Outro avanço necessário nos testes é social e não técnico: precisamos de padrões consistentes sobre quem deve ser testado. Se o país não testar as pessoas certas – trabalhadores essenciais, pessoas sintomáticas e pessoas que entraram em contato com alguém que deu positivo – estamos desperdiçando um recurso precioso e potencialmente perdendo grandes reservas do vírus. Pessoas assintomáticas que não estão em um desses três grupos não deveriam ser testadas até que haja testes suficientes para todos os outros.

Rastreamento de contato

Depois que alguém dá um resultado positivo, as autoridades de saúde pública precisam saber quem mais essa pessoa pode ter infectado. Uma solução efetiva seria a adoção ampla e voluntária de ferramentas digitais. Por exemplo, existem aplicativos que ajudarão você a se lembrar de onde esteve; se você obtiver um resultado positivo, poderá revisar o histórico ou optar por compartilhá-lo com quem vier entrevistá-lo sobre seus contatos.

Algumas pessoas propuseram permitir que os telefones detectassem outros que estão próximos usando Bluetooth. Se alguém testasse positivo, o telefone enviaria uma mensagem para os outros telefones e seus proprietários poderiam fazer o teste.

Gates acredita que a maioria dos países usará a abordagem que a Alemanha está usando, o que exige entrevistar todos que testarem positivo e usar um banco de dados para garantir que haja acompanhamento de todos os contatos. O padrão de infecções é estudado para ver onde o risco é mais alto e as políticas podem se ajustar.

Essa abordagem depende da pessoa infectada para relatar seus contatos com precisão e da capacidade das autoridades de saúde de acompanhar todos. A equipe normal de serviços de saúde não pode fazer todo esse trabalho, mesmo que o número de casos seja bastante baixo.

Todo sistema de saúde terá que descobrir como formar pessoal para que esse trabalho seja realizado em tempo hábil. Treinamento adequado é indispensável para manter todas as informações em sigilo.

Políticas para reabertura

A maioria dos países desenvolvidos passará para a segunda fase da epidemia nos próximos dois meses. Em um sentido, é fácil descrever esta próxima fase: é semi-normal.
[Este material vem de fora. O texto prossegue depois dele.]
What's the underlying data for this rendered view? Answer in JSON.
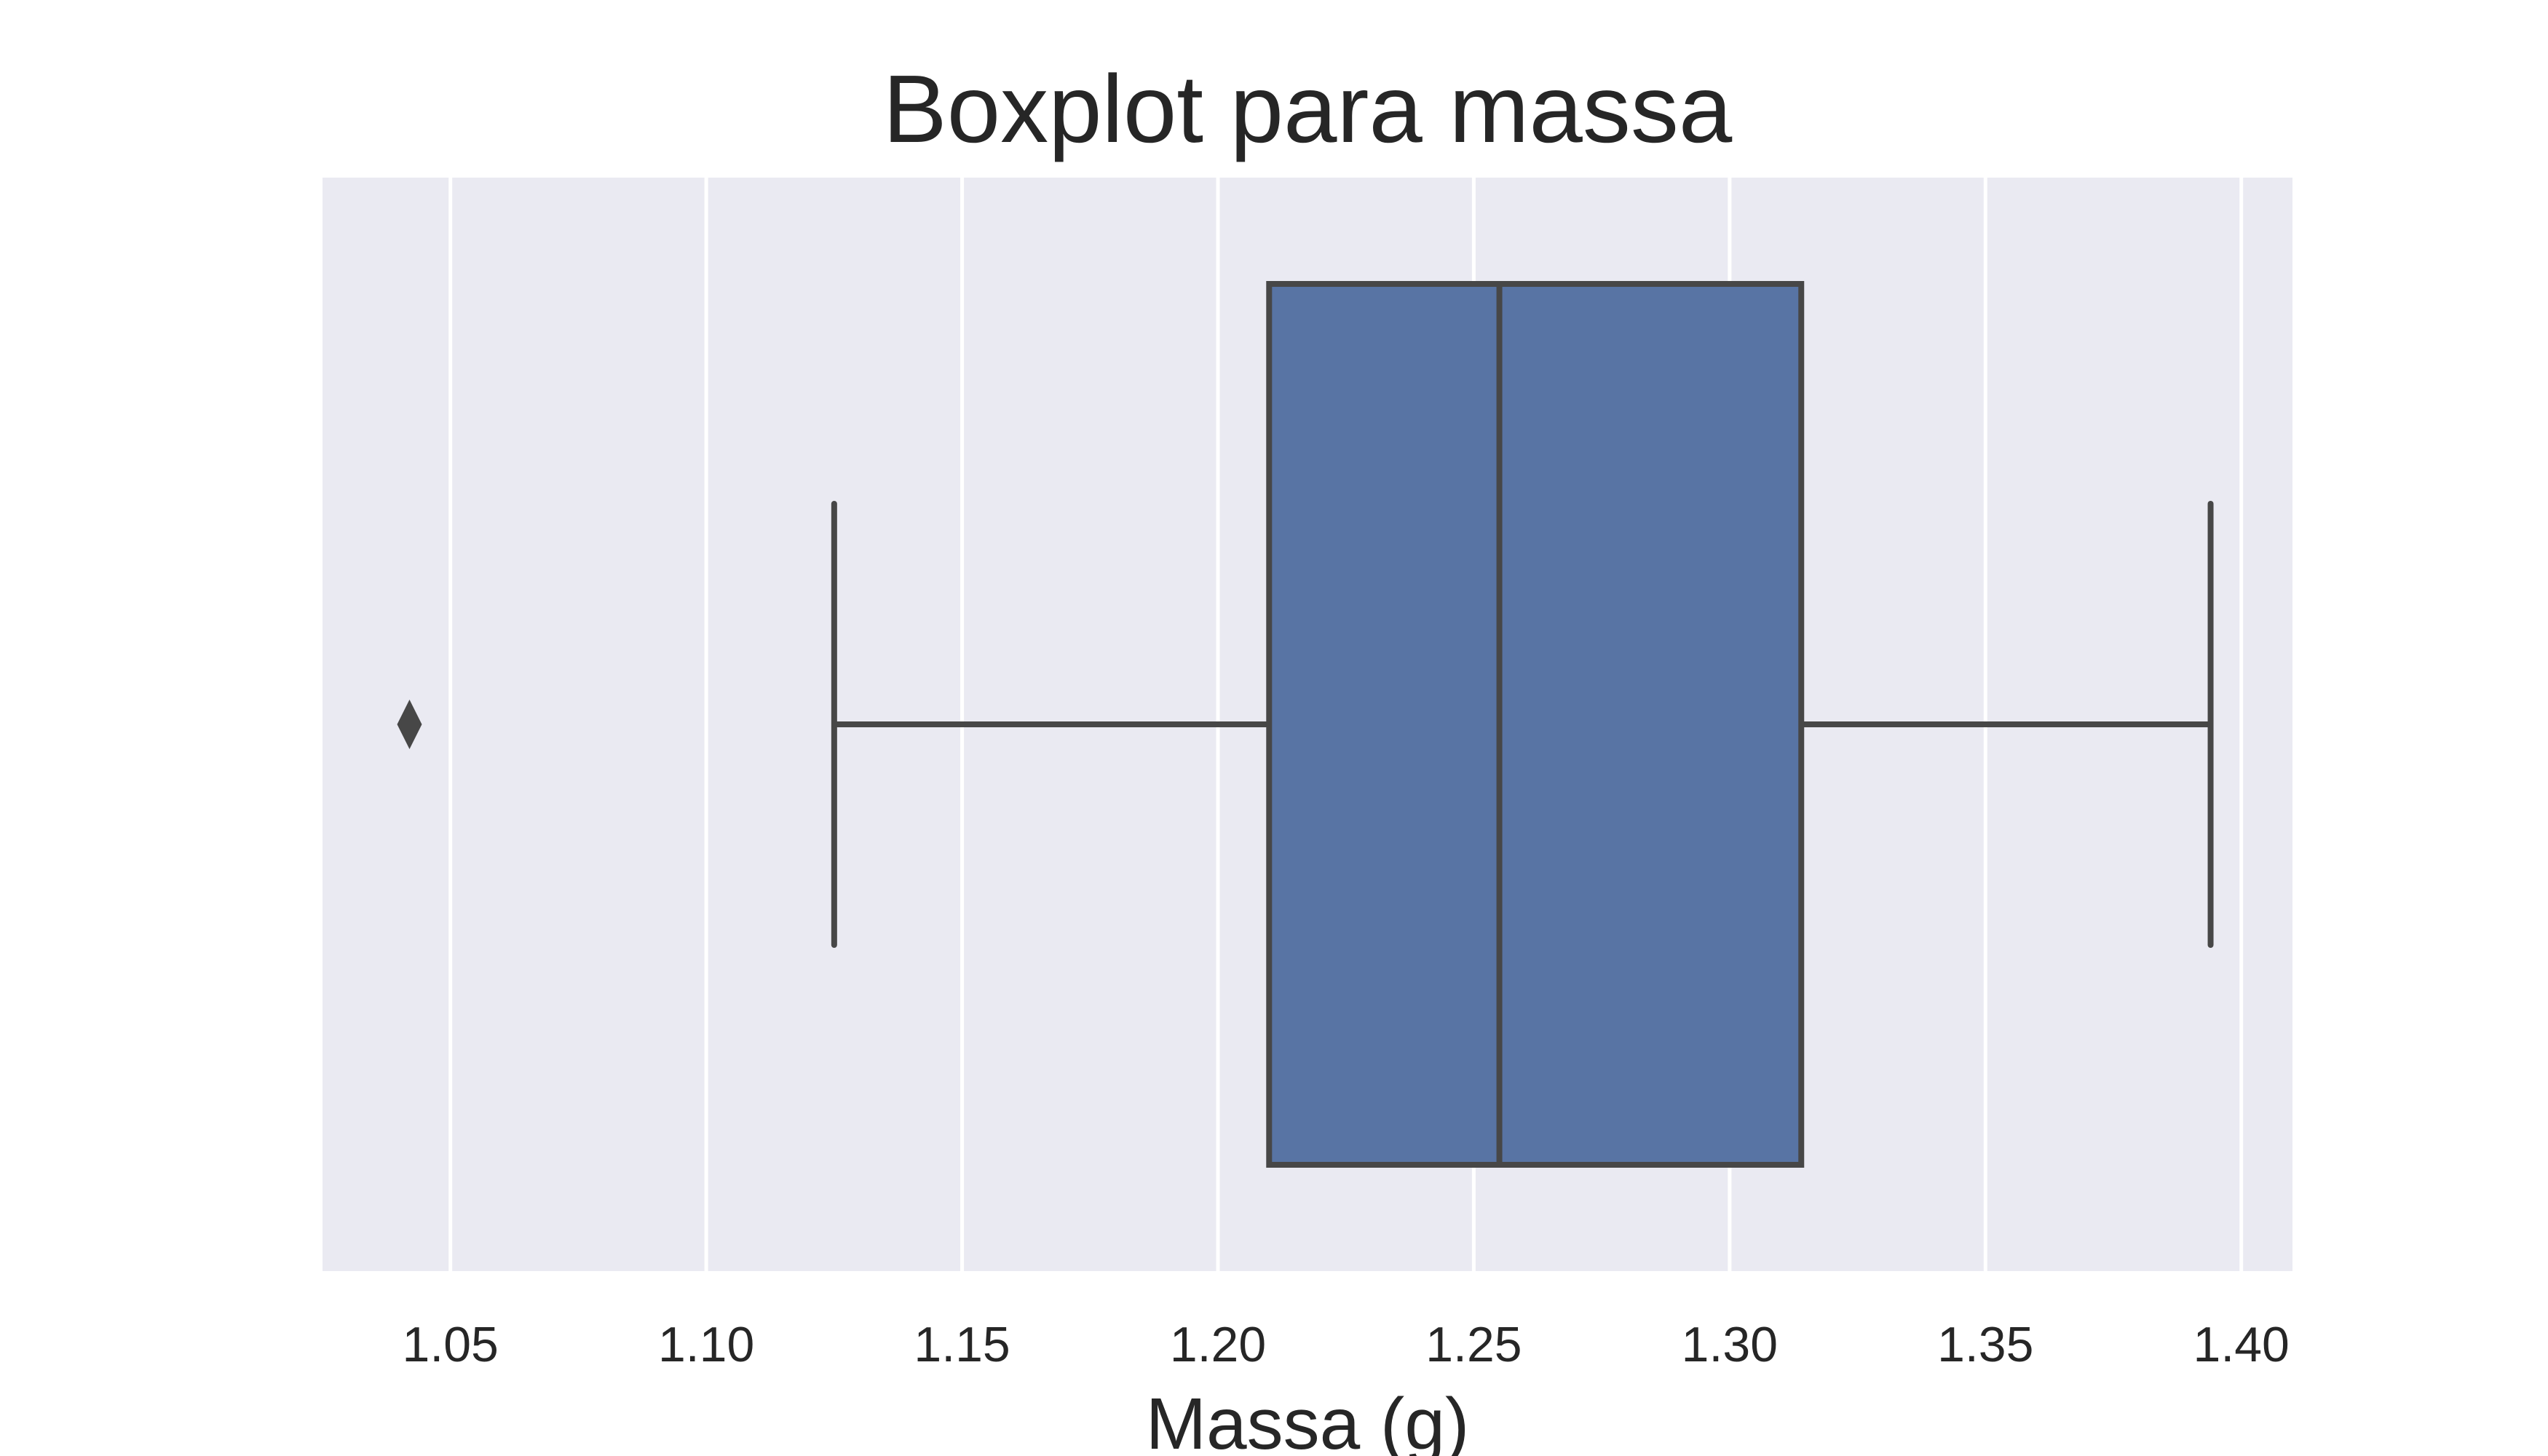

As regras sobre o que é permitido devem mudar gradualmente, para que possamos ver se o nível de contato está começando a aumentar o número de infecções. Os países poderão aprender com outros países que possuem sistemas de teste sólidos para informá-los quando surgirem problemas.

Mas, à medida que você explora os detalhes e analisa a economia, a imagem rapidamente se torna complicada. Não é tão simples quanto dizer “você pode fazer X, mas não Y”. A economia moderna é muito complexa e interconectada para isso.

Há um outro fator que é difícil de explicar: a natureza humana. Algumas pessoas estarão naturalmente relutantes em sair mesmo quando o governo disser que está tudo bem. Outros terão a visão oposta – eles assumirão que o governo está sendo excessivamente cauteloso e começarão a violar as regras. Os líderes precisam pensar cuidadosamente sobre como encontrar o equilíbrio certo aqui.

A doença está afetando desproporcionalmente as comunidades mais pobres e as minorias raciais. Da mesma forma, o impacto econômico da paralisação está atingindo com mais força os trabalhadores de baixa renda. Os formuladores de políticas precisarão garantir que, à medida que o país se abre, a recuperação não torne a desigualdade ainda pior do que já é.

Para finalizar, faço uma recomendação pessoal: se você é assinante Netflix, assista o episódio da série documental “Explicando” sobre o novo coronavírus, lançada coincidentemente também na última semana.